Kunst unter Fabriktürmen

Kunst unter Fabriktürmen

Oberbruch (an-o) - Premiere für den Kreis Heinsberg: Erstmals findet vom 9. bis 10. November in Halle 3 des Industrieparks Oberbruch (IPO) die internationale Kunstausstellung "Kunsttransfer" der Sparkassenstiftung statt.

Die Ausstellungsidee und Zielsetzung stellten jetzt Stiftungsvorsitzender Lothar Salentin, Vorstandsmitglied Dr. Richard Nouvertné und die Kunsthistorikerin Edith Decker-Phillips (Leiterin des Kunstvereins Heinsberg) vor. Salentin erinnerte daran, dass sich die Stiftung "die Förderung internationaler Gesinnung, des Völkerverständigungsgedankens und der Toleranz auf allen Gebieten der Kultur im Kreis Heinsberg auf ihre Fahnen geschrieben hat". Jeweils von 11 bis 18 Uhr werden fünf Kunstvereine sowie in- und ausländische Künstler ihre Arbeiten zeigen.
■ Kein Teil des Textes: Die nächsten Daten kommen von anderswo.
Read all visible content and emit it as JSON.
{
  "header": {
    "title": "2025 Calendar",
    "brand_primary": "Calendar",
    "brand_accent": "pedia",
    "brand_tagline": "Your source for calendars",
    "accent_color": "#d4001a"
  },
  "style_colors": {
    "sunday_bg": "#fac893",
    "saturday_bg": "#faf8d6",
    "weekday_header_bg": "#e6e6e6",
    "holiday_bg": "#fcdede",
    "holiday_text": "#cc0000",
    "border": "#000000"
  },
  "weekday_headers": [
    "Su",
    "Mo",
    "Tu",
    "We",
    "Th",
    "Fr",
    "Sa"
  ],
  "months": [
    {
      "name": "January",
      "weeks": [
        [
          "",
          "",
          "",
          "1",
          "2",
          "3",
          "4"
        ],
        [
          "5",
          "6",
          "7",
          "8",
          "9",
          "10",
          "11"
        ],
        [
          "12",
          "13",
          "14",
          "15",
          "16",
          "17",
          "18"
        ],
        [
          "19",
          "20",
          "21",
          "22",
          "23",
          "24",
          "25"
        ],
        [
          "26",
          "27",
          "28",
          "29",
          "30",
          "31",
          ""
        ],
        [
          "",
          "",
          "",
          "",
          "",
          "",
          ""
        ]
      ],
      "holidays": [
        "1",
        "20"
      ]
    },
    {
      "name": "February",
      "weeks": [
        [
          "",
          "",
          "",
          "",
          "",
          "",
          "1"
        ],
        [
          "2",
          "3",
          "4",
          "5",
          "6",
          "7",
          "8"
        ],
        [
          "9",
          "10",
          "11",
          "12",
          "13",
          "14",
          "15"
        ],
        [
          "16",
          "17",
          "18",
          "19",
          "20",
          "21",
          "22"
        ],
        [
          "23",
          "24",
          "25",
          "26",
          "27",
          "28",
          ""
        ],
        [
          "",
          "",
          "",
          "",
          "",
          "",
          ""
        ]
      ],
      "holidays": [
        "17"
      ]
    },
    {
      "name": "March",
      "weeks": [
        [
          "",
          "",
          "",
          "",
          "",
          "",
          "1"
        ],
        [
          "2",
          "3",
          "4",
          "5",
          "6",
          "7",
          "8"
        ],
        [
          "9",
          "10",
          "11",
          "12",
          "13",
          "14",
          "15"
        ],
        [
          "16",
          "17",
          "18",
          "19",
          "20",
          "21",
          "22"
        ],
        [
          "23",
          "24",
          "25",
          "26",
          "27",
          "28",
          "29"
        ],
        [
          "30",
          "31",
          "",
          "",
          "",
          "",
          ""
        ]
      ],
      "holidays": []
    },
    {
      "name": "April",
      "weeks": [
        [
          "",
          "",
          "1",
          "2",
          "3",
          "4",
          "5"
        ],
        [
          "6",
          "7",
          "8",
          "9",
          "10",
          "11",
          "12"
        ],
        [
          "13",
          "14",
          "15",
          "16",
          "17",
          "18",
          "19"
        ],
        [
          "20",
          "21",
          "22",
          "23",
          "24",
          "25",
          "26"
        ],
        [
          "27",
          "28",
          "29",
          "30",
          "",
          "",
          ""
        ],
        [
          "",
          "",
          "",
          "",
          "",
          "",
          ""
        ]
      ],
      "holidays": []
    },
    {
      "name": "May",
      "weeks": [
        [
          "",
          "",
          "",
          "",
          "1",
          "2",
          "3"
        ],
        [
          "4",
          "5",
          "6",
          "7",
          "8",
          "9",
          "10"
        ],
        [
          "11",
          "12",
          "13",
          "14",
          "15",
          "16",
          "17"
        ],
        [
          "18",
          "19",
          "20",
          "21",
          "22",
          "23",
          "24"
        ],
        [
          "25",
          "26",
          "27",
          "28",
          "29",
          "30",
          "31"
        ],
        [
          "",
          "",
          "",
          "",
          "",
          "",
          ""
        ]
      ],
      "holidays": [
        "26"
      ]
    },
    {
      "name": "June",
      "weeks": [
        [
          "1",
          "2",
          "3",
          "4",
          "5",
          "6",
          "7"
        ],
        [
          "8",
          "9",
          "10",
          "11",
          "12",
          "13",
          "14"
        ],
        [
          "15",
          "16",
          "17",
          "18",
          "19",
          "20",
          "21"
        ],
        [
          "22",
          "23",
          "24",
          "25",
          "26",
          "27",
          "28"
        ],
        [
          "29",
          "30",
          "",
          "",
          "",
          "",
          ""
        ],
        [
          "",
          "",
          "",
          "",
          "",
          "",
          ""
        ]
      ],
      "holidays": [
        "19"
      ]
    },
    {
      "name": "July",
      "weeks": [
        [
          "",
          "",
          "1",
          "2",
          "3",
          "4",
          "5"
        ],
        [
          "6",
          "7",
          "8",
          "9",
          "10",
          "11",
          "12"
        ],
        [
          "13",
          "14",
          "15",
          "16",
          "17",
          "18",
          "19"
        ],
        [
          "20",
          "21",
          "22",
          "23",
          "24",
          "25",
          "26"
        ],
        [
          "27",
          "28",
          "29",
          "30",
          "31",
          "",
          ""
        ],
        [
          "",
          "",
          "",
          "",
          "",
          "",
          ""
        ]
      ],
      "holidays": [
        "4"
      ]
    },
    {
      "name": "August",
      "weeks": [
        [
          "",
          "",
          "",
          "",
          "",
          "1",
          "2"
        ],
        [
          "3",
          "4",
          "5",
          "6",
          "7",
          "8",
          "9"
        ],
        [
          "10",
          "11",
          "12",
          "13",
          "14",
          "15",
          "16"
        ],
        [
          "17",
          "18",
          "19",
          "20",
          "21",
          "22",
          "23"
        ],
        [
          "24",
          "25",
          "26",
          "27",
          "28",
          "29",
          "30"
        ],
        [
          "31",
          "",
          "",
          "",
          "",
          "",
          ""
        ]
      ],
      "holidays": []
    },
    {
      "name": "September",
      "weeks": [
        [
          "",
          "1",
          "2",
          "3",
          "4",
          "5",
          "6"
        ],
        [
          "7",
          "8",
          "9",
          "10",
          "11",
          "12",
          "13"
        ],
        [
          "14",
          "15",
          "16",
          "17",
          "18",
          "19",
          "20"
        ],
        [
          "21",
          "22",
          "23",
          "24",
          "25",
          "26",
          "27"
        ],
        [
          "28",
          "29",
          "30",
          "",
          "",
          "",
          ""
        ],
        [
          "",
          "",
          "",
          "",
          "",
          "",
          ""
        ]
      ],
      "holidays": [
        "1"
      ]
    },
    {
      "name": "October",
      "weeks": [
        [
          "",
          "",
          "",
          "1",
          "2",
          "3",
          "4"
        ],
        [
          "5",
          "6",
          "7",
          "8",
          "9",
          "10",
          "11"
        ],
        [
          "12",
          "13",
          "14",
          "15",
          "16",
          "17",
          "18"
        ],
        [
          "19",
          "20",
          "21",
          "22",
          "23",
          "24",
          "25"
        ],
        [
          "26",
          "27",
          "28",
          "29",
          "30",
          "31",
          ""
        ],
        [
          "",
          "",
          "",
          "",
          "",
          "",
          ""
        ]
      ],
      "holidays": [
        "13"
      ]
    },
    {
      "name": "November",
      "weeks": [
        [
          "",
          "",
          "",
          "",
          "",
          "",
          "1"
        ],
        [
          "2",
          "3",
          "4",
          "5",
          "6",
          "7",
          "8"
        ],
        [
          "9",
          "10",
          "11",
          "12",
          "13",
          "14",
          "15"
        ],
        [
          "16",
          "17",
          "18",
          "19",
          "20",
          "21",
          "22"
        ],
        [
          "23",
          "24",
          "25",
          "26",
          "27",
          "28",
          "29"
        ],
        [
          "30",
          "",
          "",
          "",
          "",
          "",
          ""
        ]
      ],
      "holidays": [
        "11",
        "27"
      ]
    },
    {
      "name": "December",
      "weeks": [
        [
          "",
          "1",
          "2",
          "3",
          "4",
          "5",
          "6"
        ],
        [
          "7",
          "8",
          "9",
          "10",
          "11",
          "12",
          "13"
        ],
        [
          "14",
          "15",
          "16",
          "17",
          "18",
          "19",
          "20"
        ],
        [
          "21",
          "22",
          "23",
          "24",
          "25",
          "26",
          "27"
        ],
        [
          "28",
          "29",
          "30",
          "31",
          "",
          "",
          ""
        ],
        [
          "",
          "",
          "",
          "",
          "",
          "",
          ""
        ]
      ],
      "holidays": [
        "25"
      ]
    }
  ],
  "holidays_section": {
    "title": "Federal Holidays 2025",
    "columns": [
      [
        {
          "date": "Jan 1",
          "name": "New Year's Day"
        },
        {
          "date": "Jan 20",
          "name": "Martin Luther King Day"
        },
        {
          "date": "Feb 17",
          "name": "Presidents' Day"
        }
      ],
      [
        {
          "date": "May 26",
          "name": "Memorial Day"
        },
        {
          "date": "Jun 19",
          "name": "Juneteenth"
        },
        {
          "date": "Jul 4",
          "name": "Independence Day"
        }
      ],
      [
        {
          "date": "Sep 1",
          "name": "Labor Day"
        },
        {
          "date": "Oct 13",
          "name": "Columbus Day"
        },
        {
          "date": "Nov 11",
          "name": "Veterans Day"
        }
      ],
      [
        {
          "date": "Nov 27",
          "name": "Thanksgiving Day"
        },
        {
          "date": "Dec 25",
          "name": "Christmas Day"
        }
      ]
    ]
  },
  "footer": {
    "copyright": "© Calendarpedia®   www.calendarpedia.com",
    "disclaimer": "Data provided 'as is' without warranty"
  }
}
Gerade die Kunst sowie das im Vordergrund stehende Zusammentreffen von Menschen aus der Region mit Ausländern und der Begegnungscharakter an sich trügen dazu bei, diesen Stiftungszweck in besonderer Weise zu erfüllen. Schließlich wecke die selbst erlebte Begegnung mit der Natur eines anderen Volkes, so Salentin, "bei vielen Menschen Einsichten, die wir uns kaum erwerben oder erarbeiten können". Durch die Kunst solle auch Respekt und Toleranz gefördert werden.

Nouvertné ging auf den Ausstellungstitel "Kunsttransfer" in Anlehnung an das lateinische Wort "transferre" ein. Der Begriff "Transfer" steht demnach für das Hinübertragen der Kunst über die Kreisgrenzen hinaus an die Besucher.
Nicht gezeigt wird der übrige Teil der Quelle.